Ted goes on to recount the story of the cross channel flight with Lucille in 1958 when he felt like he was in a tank and "flashed-back" to nineteen thirty-seven, and then found himself in Sandy House beating the kitchen floor, raging, "You're not dead!" and finally remembering Gerda's death.

"… I had been repressing since 1937 to 1958, twenty-one years, repressing… as I had never felt from the time I'd held that belt of hers in my hand and said, "Well, this will make a good story." And me thinking, "You're a fraud.

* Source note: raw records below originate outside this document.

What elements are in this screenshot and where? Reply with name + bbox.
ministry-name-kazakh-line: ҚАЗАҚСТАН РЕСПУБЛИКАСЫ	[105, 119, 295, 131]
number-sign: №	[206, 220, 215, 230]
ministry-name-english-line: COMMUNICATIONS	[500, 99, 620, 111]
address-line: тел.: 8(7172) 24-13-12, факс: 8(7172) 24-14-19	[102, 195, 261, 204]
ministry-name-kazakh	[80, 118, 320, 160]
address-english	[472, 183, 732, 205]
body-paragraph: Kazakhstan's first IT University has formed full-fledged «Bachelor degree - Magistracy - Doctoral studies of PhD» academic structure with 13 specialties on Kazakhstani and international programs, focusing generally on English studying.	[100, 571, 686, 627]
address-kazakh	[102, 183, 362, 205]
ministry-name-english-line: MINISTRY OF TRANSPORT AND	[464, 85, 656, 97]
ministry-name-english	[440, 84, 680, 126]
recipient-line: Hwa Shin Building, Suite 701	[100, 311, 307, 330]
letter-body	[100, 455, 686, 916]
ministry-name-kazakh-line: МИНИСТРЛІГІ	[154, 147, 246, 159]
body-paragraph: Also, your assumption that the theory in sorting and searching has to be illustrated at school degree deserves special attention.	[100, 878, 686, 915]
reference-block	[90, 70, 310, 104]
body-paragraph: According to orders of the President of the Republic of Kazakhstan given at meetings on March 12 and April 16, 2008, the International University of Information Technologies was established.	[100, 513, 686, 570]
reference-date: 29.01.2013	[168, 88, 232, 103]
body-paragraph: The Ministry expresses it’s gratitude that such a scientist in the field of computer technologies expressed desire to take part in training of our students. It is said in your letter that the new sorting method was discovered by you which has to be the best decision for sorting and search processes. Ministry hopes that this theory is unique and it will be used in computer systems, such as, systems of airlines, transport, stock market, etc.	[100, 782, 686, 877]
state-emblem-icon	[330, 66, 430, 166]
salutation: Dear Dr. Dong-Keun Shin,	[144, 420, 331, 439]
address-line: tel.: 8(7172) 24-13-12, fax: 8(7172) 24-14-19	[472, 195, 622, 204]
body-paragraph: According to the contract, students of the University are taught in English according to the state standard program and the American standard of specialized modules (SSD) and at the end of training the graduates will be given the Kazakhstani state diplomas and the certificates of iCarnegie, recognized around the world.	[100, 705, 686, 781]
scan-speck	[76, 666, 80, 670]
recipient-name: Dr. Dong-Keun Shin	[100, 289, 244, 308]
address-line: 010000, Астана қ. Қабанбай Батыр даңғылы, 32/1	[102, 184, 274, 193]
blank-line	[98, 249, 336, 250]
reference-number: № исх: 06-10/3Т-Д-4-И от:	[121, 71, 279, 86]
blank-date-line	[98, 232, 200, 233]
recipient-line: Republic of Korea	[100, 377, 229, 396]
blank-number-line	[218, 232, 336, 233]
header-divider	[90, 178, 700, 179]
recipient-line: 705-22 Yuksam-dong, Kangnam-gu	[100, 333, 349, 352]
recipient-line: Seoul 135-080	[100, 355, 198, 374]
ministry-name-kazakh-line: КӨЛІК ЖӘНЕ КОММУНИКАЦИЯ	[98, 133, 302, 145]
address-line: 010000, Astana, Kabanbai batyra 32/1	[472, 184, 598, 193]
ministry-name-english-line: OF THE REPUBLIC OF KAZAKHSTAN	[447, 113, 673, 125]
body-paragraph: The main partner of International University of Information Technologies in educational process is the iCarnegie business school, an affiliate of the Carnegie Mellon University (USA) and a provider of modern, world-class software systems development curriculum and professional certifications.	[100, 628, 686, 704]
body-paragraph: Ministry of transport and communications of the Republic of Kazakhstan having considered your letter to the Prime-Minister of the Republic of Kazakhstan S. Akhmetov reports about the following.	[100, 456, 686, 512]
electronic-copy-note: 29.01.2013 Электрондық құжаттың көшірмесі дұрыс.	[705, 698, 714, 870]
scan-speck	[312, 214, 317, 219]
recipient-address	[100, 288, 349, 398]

You're a total fraud. You don't feel anything." And I felt nothing, from the time of her death, when I had seen her dead face. And 1958 when I had started this thing with Lucille and then I remembered that Lucille had red hair and Gerda had red hair. Lucille's perfume was the same as Gerda's , and that I had, really in a way, fallen in love with a ghost of Gerda. Or that, maybe everybody I fell in love with after that was the ghost of Gerda because I had never, never mourned for Gerda or buried Gerda. And it all came out. I had been madly, madly, wildly, innocently and unconsciously, in love with her. How that can be, I don't know, but that's how it was. And I began to remember how we held hands and how we saw each other every day and how she had loved me. And I had not known it, and knew it, for I had said, "When we go to New York I want you to meet my mother. You will love my mother and she'll love you." And we spoke like we were going to get married. (And she said she didn't want to live in Montreal, and they agreed that they would live in New York.)
     And all this I had repressed. And in the story I wrote I hinted at none of this because I didn't want Capa to know. And the whole story of Gerda and me which I have never really written, is something I would like to write before I die. Goddamn it! Because I think it is one of the saddest bloody love stories I know."